Dans le dernier rapport de la Miviludes, Gaël Rannou note plusieurs dangers des pratiques hypnotiques des préda-thérapeutes (3) :

  • « implantation en mémoire par des techniques de suggestion et d’imagination » de « faux souvenirs […] fabriqués par certaines psychothérapies, dont celles de la mémoire « retrouvée » qui n’ont jamais démontré scientifiquement leur efficacité.
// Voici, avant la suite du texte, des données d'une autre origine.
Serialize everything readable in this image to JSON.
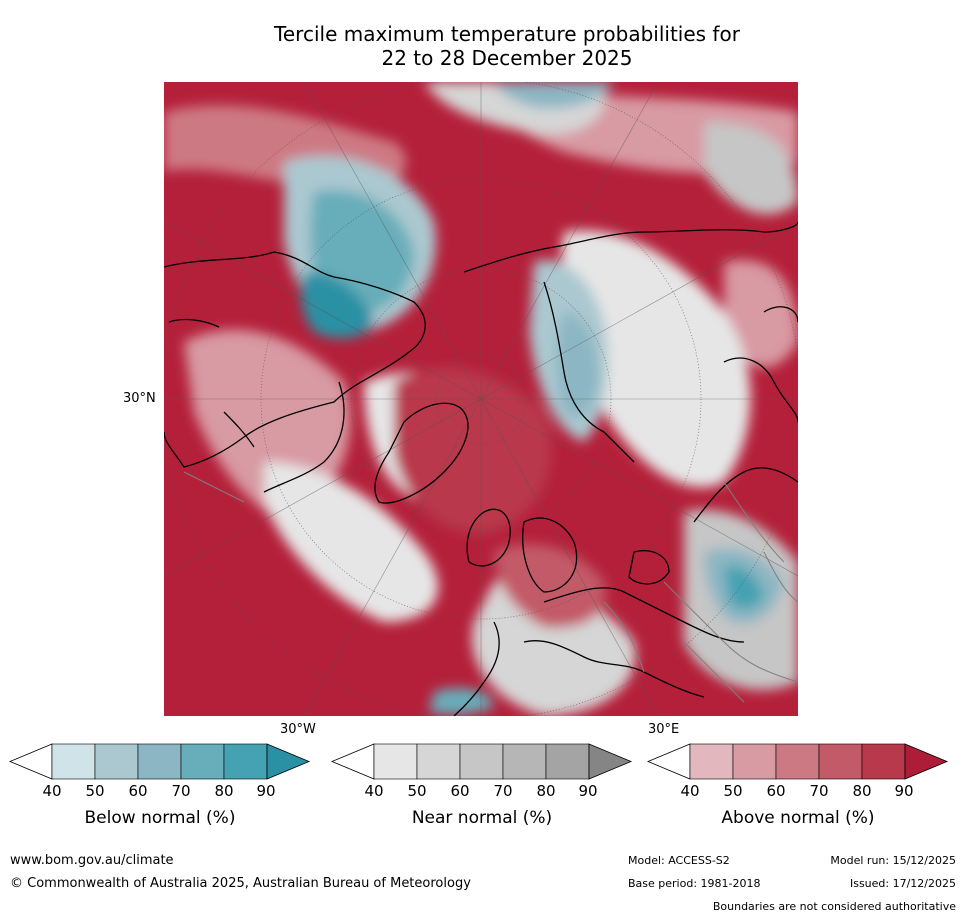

Elles postulent que les problèmes psychologiques ou somatiques présents à l’âge adulte sont déterminés par des traumatismes sexuels (viol, inceste...) subis pendant l’enfance et dont les souvenirs seraient enfouis dans la mémoire »,
  • « émergence des souvenirs d’événements traumatiques qui ont réellement existé et qui étaient jusque-là « cachés » afin de protéger psychiquement le patient »,
  • « symptômes dissociatifs sévères » (pp. 220-221).

Les médecins hypnothérapeutes observent, par l’hypnose, des effets réels :

  • « la transe hypnotique entraînerait une déconnexion partielle des sensations corporelles, tant le patient est focalisé sur son monde intérieur. Plusieurs expériences utilisant l’IRM fonctionnelle ont montré que cela passe par une modulation des connexions entre les différentes zones impliquées dans la perception de la douleur, sans que l’on en comprenne très bien les mécanismes – peut-être s’agit-il tout simplement d’une déconnexion temporaire de la zone qui mesure l’intensité du stimulus douloureux et de celles qui créent la perception consciente de la douleur. Le plus étonnant est que cette modulation dure un certain temps : c’est ce qui permet de bénéficier de l’effet antidouleur même quand la séance d’hypnose est pratiquée avant l’opération »,
  • « dans les autres cas, les expériences particulières vécues lors des séances semblent déclencher des modifications durables chez la personne hypnotisée. La question devient donc : qu’est-ce qui agit exactement, durant ces séances ? » (4).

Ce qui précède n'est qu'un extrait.